C’est là qu’apparait l’image du four crématoire médiatique dans lequel on enfournait ses ennemis héréditaires dont on voulait se débarrasser. La rédaction avait la solide conviction d’être devenue les maitres et les gourous de l’élection présidentielle, faisant fi de la démocratie qui voulait que ce fût le peuple qui choisit le Président.

Mais il faut une réaction violente de la part des électeurs et je propose deux initiatives :

Première : boycotter le « Canard Enchainé « pendant un mois. Pas d’achat pendant un mois de façon à obliger le journal à vivre du gras qu’il a accumulé ces trois dernières semaines.

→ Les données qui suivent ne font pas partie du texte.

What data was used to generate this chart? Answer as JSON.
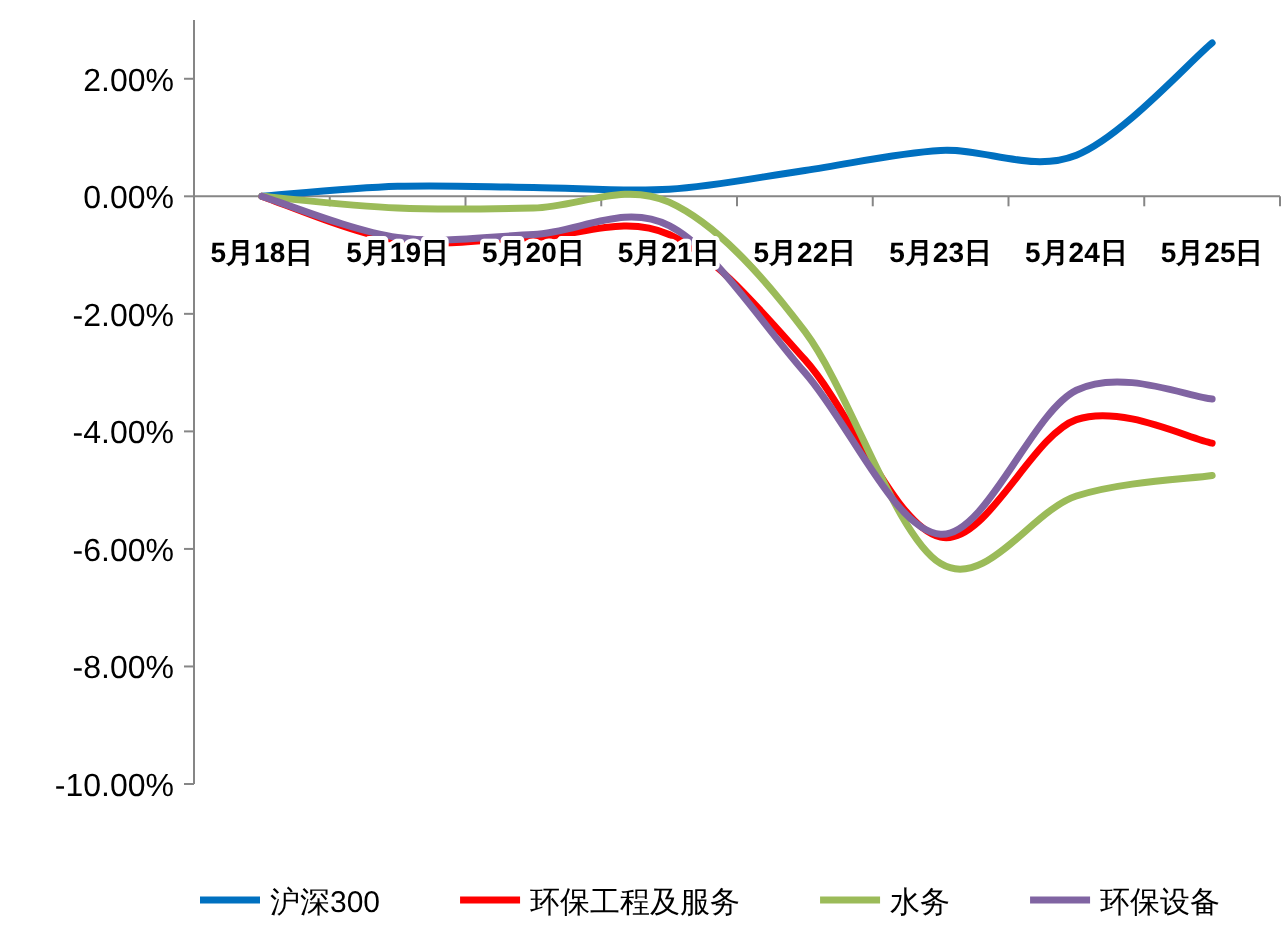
{
  "chart_data": {
    "type": "line",
    "categories": [
      "5月18日",
      "5月19日",
      "5月20日",
      "5月21日",
      "5月22日",
      "5月23日",
      "5月24日",
      "5月25日"
    ],
    "series": [
      {
        "name": "沪深300",
        "color": "#0070c0",
        "values": [
          0,
          0.17,
          0.15,
          0.12,
          0.44,
          0.78,
          0.7,
          2.61
        ]
      },
      {
        "name": "环保工程及服务",
        "color": "#ff0000",
        "values": [
          0,
          -0.75,
          -0.7,
          -0.65,
          -2.78,
          -5.8,
          -3.8,
          -4.2
        ]
      },
      {
        "name": "水务",
        "color": "#9bbb59",
        "values": [
          0,
          -0.2,
          -0.2,
          -0.1,
          -2.3,
          -6.25,
          -5.1,
          -4.75
        ]
      },
      {
        "name": "环保设备",
        "color": "#8064a2",
        "values": [
          0,
          -0.7,
          -0.65,
          -0.5,
          -3.0,
          -5.75,
          -3.3,
          -3.45
        ]
      }
    ],
    "ylim": [
      -10,
      3
    ],
    "yticks": [
      {
        "value": -10,
        "label": "-10.00%"
      },
      {
        "value": -8,
        "label": "-8.00%"
      },
      {
        "value": -6,
        "label": "-6.00%"
      },
      {
        "value": -4,
        "label": "-4.00%"
      },
      {
        "value": -2,
        "label": "-2.00%"
      },
      {
        "value": 0,
        "label": "0.00%"
      },
      {
        "value": 2,
        "label": "2.00%"
      }
    ],
    "grid": false,
    "legend": "bottom",
    "marker": "none",
    "line_style": "solid"
  }
}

Seconde : aller voter en masse pour votre candidat et surtout ceux qui avaient Fillon en tête avant la parution des révélations. Montrez que vous les électeurs, vous êtes les seuls maitres à bord du bateau France qui part à la dérive. Eteignons le four crématoire médiatique allumé par « le Connard déchainé » et rétablissons une vraie démocratie où seul le peuple décide.